At the moment, the focus is on cutting leaves from cucumber plants in high-wire cultivation. It is clear that applying this solution to other high-wire crops, such as tomatoes, will follow. We have also started further development for harvesting. Using the same CropTeq robot platform, we are adding new functionality for harvesting. Specifically, this means an additional harvesting end effector and the logistical facilities for removing the produce. The leaf-cutting robot can therefore be upgraded to a leaf-cutting & harvesting robot.

Cuts with predictable reliability, you know what you’re getting.
Cuts with consistent quality, always neatly along the trunk.
Requires no training or instruction; your entire fleet of robots is equally capable.
Enjoys doing your low-value work, has no headache, or needs accommodation.
Cuts at a constant speed, with a sharp hourly rate.
You gain more control over potential virus spread
Over time, a single robot can do more and more, such as harvesting, sorting, etc.
Artificial intelligence (AI) will bring even more new possibilities
Unlock your data per stem; light, humidity, temperature, CO2, shape, weight, etc.
More and more innovative end effectors.

The robot, together with the end effector, has all the required degrees of freedom. So you can reach everywhere. You can even remove a leaf behind the stem.
We can remove the leaf using several methods: cutting, snipping or breaking. These are configuration choices. Cutting along the stem gives a very neat cut, a "clean cut". Snipping leaves slightly more stem than cutting.
To reduce virus pressure, we have equipped the cutting unit with a system that continuously disinfects the parts that come into contact with the plant. This is a major advantage, as you are not dependent on human behaviour.
The robot is actually a cobot. A collaborative robot that can work safely alongside people without guarding. If it unexpectedly comes into contact with, for example, a person, the system stops without causing injury. We use the maximum speeds permitted for a cobot and achieve good performance as a result. Including the careful avoidance of fruit, leaves and stems, this means we can certainly cut 1,000 leaves per hour. That is a top performance. With only a doubling of the operating hours, we are already faster than a person. So you do not need to operate 24/7, but the robot can be deployed for as long as you want.

The CropTeq robot is not an ordinary machine, but a true combination of a hardware and software platform. Without robust Artificial Intelligence and robot path planning, the robot would be unable to find or reach a leaf.
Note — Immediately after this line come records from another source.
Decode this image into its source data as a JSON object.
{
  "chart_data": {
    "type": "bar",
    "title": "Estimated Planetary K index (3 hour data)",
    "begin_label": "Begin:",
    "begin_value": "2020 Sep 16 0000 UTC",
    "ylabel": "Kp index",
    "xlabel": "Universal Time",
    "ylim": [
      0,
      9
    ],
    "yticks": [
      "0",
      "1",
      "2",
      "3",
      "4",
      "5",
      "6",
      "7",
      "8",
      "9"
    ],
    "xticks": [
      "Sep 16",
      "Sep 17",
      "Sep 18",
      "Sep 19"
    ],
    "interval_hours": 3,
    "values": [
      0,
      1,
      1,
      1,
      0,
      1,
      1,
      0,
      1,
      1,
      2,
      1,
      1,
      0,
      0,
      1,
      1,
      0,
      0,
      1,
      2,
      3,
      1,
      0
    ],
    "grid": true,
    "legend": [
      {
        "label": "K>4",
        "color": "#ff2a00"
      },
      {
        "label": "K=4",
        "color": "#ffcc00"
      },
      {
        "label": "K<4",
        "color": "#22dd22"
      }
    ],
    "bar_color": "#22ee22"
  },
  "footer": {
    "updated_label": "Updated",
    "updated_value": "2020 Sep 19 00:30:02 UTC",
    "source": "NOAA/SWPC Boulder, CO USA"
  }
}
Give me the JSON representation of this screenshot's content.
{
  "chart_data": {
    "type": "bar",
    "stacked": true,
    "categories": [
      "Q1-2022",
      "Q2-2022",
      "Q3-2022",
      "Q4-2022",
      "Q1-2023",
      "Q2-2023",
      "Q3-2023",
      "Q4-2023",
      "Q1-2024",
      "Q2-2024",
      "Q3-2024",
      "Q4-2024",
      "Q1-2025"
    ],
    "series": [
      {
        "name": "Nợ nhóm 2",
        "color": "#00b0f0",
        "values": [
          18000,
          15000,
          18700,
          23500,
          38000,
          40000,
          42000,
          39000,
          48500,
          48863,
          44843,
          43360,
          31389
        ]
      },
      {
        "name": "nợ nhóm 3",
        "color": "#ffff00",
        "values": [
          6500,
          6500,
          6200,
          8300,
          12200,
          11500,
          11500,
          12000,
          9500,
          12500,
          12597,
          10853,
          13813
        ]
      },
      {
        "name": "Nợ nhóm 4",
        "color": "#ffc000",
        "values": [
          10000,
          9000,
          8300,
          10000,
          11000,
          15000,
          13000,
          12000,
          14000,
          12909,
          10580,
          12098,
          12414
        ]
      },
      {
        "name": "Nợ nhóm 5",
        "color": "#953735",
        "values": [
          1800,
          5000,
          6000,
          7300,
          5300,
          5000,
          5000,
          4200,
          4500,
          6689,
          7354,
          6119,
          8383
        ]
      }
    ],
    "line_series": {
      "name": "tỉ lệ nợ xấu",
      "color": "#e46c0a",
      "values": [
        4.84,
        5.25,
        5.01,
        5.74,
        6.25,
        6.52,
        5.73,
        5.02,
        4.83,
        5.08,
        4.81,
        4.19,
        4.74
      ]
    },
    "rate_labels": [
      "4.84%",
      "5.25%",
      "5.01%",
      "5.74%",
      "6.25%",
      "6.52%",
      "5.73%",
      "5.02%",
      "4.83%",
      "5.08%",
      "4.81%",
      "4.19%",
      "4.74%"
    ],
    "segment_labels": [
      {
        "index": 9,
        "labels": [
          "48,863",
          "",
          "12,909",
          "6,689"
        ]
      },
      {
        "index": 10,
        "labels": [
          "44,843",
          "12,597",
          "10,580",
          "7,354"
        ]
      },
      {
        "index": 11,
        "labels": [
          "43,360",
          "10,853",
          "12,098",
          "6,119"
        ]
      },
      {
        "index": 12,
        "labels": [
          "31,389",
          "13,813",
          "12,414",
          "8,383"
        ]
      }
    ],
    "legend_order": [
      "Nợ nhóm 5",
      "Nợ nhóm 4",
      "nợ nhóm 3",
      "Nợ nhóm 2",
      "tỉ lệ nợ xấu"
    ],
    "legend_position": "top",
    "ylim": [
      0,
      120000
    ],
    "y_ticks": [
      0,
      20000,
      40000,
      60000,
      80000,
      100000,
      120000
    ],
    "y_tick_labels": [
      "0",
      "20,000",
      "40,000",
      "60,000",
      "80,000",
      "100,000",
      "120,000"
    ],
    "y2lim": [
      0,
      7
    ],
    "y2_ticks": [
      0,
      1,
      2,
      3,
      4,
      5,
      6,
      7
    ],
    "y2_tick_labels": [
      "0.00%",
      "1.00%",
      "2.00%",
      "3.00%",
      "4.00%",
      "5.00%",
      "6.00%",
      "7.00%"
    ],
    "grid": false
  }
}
But without our smart end effectors, the robot cannot cut leaves or harvest cucumbers.
Besides the robot’s primary function, many other software applications can be envisaged that would be useful in a greenhouse. This can be from a static position, but in the case of precision agriculture, something or someone will need to move the application tools through the greenhouse. CropTeq’s robots are such a platform on which third parties – other parties – can also integrate their applications.

The simplest answer to this is: Yes. VDL technology has several key features that make it a game changer. It is about more than simply replacing labour.
For a grower, the payback period and the problem you solve with it are crucial. We believe that robotics is only viable if the business case stacks up. Choosing carefully what to automate is essential.
Our platform concept is fundamentally a modular concept with interfaces. It uses standard components and functionality, with a roadmap for more to come.
Artificial Intelligence (AI) is a technology that has, in recent years, grown into a disruptive technology. Breakthroughs in a technique called deep learning are driving new levels of performance for various AI applications, including computer vision.
AI and deep learning have enabled a first wave of successful consumer applications, driven by leading companies such as Google, Uber, Tesla, Facebook and Netflix.
A second wave of AI-powered industrial applications is now within reach, along with predicting quality checks and smart automation.
Smart automation in horticulture means the following to us: using autonomous robotics and integrating vision and AI, combined with the grower’s expertise.
For software programmers, machine learning is another way of programming.
Traditionally, a software programmer, often an expert, writes the rules and conditions in their programme that translate input into a defined output.
With machine learning, it works quite differently. By providing it with a dataset containing the desired output, the machine (learning algorithm) learns for itself how to generate an output for new data.
As an engineer, you train (modify) your deep learning algorithm (development environment) with your dataset, which you then use to generate your application software.
Using the generated software, your industrial product can autonomously associate new data with the trained output.
Machine learning can be applied to almost all industry sectors, from finance to manufacturing. Predictive models help reduce costs, improve quality and enable new applications.
This technology also has its limitations, but its implementation across a broad range of industrial applications will increase significantly.
Deep Learning is a technology introduced by a Google team in 2012, which is increasingly being applied and optimised for specific applications. We naturally use the available technology to build our application.
Convolutional neural networks – AI algorithms specialised in learning from image data, used among other things to detect objects and people, process photos, and analyse medical or scientific images.
Reinforcement learning – AI algorithms specialised in learning to take optimal sequences of actions. Usually used for process optimisation tasks and (robotic) automation.
Network segmentation to provide even better control of our robot movements using point clouds.
A robot’s capabilities are often determined by the performance of the end effector. Creativity and smart mechatronic constructions are crucial in an environment with living products.